Amann: Seit Beginn von u19 war dies sicher die schwierigste aller Jurys. Dadurch, dass sich keine Arbeit so richtig als Goldene Nica anbot, gab es mehrere Kandidaten für den Gewinn. Die Argumente für die einzelnen Arbeiten waren genauso stichhaltig wie die dagegen. So drehten wir uns im Kreis. Die Defizite im Webbereich hab ich ja bereits einwenig angerissen. Interessant ist auch, dass auf den ersten Blick die Youngsters mit mehr Medienkompetenz ausgestattet sind als die, die gegen 19 gehen. Aber hier mag der Schein trügen. Aufgefallen ist uns jedoch, dass das obere Altersegment bei der Umsetzung seiner Ideen eher über technische Hürden stolperte, als am so im allgemeinen vermuten würde.
Selbst im Animationsbereich, in dem sich meistens gleichwertige Arbeiten matchen, um unter die Top 15 zu kommen, war der Esprit irgendwie unter die Räder gekommen.
Wir hatten über 900 Einreichungen, und die Erwartungen waren dementsprechend hoch. Und hier kann ich vielleicht auch nicht mit einer leisen Kritik an uns Jury-Mitglieder sparen: Wir haben uns etwas erwartet (etwas Diffuses, aber es muss eine Lichtgestalt sein), das dann nicht da war. Weil uns die Hoffnung, hier „das Andere“ zu finden, das in der Erwachsenenwelt auch nicht zu finden ist, durch die Jury trug, blieb uns am Ende nur Ratlosigkeit.
Was erhoffst du dir persönlich für den diesjährigen Wettbewerb?

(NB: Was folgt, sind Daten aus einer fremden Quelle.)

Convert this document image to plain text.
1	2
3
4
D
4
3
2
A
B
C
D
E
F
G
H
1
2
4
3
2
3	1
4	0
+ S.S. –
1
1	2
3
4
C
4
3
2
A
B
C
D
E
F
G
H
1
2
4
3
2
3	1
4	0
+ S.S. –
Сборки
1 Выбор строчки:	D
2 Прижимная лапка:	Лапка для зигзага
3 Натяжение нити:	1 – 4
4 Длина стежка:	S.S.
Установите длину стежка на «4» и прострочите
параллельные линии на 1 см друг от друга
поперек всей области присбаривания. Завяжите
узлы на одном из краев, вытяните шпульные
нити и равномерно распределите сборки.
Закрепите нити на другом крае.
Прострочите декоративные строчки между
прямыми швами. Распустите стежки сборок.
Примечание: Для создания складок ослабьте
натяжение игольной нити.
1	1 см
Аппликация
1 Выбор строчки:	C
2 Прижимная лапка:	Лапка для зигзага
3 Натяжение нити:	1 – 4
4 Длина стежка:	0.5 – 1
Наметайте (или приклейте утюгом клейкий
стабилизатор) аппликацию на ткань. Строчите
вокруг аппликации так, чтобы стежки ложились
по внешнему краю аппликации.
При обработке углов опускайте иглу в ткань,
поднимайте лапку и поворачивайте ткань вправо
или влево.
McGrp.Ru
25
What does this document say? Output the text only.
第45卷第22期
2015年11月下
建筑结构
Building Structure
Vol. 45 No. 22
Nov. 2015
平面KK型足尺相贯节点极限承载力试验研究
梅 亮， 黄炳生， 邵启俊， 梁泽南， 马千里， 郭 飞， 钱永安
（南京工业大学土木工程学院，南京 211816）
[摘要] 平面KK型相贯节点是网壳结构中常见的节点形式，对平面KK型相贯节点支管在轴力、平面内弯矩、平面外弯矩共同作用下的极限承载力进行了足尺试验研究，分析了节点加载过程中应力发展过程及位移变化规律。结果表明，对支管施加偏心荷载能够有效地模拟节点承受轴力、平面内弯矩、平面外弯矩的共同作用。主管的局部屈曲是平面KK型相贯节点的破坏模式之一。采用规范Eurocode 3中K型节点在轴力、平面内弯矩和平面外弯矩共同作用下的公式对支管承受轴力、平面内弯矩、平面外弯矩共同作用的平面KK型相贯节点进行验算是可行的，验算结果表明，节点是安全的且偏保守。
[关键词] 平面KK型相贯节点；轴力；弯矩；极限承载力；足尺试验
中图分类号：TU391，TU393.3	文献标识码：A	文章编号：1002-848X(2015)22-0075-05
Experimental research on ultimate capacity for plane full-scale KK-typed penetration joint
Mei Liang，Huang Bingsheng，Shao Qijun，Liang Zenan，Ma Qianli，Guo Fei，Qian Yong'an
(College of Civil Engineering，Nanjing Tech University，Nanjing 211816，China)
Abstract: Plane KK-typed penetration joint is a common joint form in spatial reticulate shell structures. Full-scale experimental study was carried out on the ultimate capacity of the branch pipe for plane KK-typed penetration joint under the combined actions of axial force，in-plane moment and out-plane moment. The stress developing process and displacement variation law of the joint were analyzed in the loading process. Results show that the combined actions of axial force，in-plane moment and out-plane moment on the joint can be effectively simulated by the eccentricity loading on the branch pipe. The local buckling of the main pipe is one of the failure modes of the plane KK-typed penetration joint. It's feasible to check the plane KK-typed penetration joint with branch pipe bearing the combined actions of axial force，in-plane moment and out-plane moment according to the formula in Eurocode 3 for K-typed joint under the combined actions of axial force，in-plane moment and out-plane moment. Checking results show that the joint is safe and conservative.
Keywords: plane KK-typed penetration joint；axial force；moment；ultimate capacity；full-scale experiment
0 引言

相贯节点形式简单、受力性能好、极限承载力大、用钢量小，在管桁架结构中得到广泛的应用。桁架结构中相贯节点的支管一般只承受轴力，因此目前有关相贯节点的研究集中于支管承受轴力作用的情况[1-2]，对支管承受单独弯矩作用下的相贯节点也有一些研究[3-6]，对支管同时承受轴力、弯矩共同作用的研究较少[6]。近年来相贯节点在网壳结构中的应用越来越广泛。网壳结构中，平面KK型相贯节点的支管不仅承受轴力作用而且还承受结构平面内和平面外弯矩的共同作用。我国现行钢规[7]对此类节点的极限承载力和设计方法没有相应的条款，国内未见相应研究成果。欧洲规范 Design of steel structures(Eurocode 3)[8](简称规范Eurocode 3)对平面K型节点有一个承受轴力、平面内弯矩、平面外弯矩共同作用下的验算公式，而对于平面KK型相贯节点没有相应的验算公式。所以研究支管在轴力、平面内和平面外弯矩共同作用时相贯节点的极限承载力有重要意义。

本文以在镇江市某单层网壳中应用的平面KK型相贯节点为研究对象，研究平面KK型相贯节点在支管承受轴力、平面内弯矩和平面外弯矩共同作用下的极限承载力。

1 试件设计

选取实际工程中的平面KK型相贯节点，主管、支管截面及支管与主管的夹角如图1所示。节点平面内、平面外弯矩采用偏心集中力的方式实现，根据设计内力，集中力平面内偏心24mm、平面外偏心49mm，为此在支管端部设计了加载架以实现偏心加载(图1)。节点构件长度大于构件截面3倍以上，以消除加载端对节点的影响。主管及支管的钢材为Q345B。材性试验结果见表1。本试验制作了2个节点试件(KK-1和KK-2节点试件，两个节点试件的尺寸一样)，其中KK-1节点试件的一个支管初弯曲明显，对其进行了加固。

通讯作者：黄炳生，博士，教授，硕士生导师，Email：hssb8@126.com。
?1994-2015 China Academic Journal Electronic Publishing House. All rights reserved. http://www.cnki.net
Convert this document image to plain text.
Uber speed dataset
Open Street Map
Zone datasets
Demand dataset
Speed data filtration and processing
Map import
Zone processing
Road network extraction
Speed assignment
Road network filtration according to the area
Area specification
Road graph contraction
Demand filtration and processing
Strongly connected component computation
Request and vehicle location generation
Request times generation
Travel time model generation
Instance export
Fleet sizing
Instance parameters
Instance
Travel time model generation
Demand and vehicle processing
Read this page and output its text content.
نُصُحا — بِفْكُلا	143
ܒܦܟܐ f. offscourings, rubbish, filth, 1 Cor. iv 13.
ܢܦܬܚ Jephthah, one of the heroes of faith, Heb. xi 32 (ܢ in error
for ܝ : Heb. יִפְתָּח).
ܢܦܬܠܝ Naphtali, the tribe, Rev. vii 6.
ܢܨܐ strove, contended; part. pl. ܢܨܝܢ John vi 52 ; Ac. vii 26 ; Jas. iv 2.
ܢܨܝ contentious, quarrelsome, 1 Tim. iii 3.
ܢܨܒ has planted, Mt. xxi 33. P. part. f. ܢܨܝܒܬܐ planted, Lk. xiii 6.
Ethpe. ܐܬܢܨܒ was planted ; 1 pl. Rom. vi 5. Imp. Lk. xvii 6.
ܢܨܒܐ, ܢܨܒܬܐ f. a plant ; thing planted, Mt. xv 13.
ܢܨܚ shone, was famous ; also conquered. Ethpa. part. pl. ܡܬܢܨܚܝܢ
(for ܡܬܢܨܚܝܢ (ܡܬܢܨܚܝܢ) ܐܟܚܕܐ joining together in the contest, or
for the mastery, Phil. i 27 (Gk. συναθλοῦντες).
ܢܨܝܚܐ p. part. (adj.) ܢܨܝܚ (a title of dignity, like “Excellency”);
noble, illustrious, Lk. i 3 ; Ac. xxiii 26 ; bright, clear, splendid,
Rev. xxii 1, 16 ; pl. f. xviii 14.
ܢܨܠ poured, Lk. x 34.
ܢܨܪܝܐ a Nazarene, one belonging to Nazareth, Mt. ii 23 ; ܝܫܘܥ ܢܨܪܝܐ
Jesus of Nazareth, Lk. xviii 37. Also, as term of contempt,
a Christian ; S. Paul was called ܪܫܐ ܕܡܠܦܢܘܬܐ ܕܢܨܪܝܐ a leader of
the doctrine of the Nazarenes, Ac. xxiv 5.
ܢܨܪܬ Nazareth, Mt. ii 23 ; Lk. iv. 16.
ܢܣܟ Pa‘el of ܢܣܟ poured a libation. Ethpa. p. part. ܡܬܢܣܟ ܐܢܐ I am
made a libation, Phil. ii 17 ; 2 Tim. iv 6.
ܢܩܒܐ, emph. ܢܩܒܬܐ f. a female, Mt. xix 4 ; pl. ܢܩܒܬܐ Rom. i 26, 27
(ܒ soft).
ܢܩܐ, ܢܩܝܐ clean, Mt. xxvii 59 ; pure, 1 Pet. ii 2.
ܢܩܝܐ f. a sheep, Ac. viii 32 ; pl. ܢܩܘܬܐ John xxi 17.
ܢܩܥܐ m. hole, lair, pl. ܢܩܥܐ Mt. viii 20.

Amann: Durch die neue Mischung der Jury erwarte ich mir neue Akzente und Blickwinkel. Mein Herz hängt an dieser Sparte des Prix Ars Electronica, weil er trotz meiner Kritik an den Arbeiten die größte Bündelung aller möglichen Spielarten der digitalen Medien ist. Ich weiß, dass das die Jugendlichen auch erkannt haben.
Ganz persönlich hoffe ich ja, dass manche der Einreichungen nicht so tierisch ernst sind und dass wir daran einfach Spaß haben!